I don't recall the protocol about giving out links to sites to non-sponsors but I'll send you a link to an awesome forum for taxidermy. Lots of great info to learn how to do it yourself. I learned a ton and have taught myself how to mount life-sized rams, shoulder mount deer/hogs/rams, squirrels, badger, fox, coyotes...I've done a bunch of stuff just learning from the great people on that website. They are very helpful.....the best ones take pride in giving back to the newbies and taxi community...the best ones will even post some of their own best kept secrets. 

Lastly, you can type in the name of taxidermy supply and you can order the forms and catalogs from the supply joints.

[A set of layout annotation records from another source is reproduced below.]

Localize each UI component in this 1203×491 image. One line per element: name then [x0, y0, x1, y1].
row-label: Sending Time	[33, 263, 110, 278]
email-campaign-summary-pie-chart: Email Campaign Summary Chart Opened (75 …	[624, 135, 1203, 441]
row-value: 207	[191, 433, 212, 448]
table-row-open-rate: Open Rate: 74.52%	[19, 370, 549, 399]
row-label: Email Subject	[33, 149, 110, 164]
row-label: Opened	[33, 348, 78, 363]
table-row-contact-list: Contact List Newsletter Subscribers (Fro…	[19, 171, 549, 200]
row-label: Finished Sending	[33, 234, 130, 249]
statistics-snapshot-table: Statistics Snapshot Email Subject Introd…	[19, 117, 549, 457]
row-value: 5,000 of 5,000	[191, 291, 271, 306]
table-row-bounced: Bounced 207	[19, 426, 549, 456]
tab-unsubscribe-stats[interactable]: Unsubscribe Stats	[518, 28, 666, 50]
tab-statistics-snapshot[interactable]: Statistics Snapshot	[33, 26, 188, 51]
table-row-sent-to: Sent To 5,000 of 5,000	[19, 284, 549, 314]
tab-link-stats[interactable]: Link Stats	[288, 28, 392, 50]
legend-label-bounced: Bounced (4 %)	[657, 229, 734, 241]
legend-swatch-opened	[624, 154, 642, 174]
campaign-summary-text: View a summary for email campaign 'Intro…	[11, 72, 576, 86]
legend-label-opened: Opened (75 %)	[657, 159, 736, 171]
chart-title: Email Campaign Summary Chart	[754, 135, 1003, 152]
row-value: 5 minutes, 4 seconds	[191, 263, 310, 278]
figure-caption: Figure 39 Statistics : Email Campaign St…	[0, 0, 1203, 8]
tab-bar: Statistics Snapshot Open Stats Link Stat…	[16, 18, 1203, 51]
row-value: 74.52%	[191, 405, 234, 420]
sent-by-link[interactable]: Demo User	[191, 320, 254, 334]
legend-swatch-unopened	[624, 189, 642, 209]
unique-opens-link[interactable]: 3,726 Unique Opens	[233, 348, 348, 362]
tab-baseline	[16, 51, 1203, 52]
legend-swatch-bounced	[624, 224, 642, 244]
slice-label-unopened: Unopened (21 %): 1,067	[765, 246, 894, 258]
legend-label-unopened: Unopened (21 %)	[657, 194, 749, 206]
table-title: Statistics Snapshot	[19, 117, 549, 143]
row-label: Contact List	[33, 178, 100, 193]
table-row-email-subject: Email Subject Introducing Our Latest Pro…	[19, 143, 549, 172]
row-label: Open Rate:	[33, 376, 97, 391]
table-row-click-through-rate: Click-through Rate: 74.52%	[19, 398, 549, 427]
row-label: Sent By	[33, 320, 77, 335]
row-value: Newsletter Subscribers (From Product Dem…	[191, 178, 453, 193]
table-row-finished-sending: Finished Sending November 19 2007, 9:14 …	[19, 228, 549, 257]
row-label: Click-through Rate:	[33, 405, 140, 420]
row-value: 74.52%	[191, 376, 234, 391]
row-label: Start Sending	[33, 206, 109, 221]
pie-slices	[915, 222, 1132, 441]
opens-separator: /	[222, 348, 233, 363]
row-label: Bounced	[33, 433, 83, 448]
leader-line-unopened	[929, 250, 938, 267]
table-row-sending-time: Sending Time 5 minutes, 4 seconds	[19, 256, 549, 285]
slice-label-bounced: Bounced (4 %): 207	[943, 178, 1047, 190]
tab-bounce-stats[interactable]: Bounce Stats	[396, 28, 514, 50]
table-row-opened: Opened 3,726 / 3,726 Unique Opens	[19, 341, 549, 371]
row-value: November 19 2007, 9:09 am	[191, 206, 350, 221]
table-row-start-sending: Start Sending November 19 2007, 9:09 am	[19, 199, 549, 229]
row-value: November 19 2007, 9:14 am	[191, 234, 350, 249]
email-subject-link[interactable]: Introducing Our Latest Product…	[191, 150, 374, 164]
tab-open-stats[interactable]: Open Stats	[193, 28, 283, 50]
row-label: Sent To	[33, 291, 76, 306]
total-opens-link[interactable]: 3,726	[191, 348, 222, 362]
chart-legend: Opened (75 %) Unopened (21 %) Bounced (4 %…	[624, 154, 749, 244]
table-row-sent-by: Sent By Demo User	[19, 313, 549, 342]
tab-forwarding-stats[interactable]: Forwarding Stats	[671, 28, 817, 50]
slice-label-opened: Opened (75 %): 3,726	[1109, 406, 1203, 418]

LL710 is right..the toes suck...be careful with the tail, too! Taxi catalogs sell tail strippers (you can make your own with 2 pencils) but check into them. Well worth it so you don't pop the tail off.


----------



## crowinghen (Oct 2, 2011)

self mounting squirrel... just sounds wrong.
susie


----------



## Joshy_Squash81 (Mar 28, 2011)

This was my dads first squirrel he mounted, he used a kit just like the Cabelas kit, he is by no means a pro just an amateur taxidermist mounting stuff at dirt cheap prices for the local boys.


----------



## devinesZ (May 2, 2010)

Joshy_Squash81 said:


> View attachment 1259350
> 
> This was my dads first squirrel he mounted, he used a kit just like the Cabelas kit, he is by no means a pro just an amateur taxidermist mounting stuff at dirt cheap prices for the local boys.


that looks awesome! I would be very happy if I could taxi like that. Make me one? haha


----------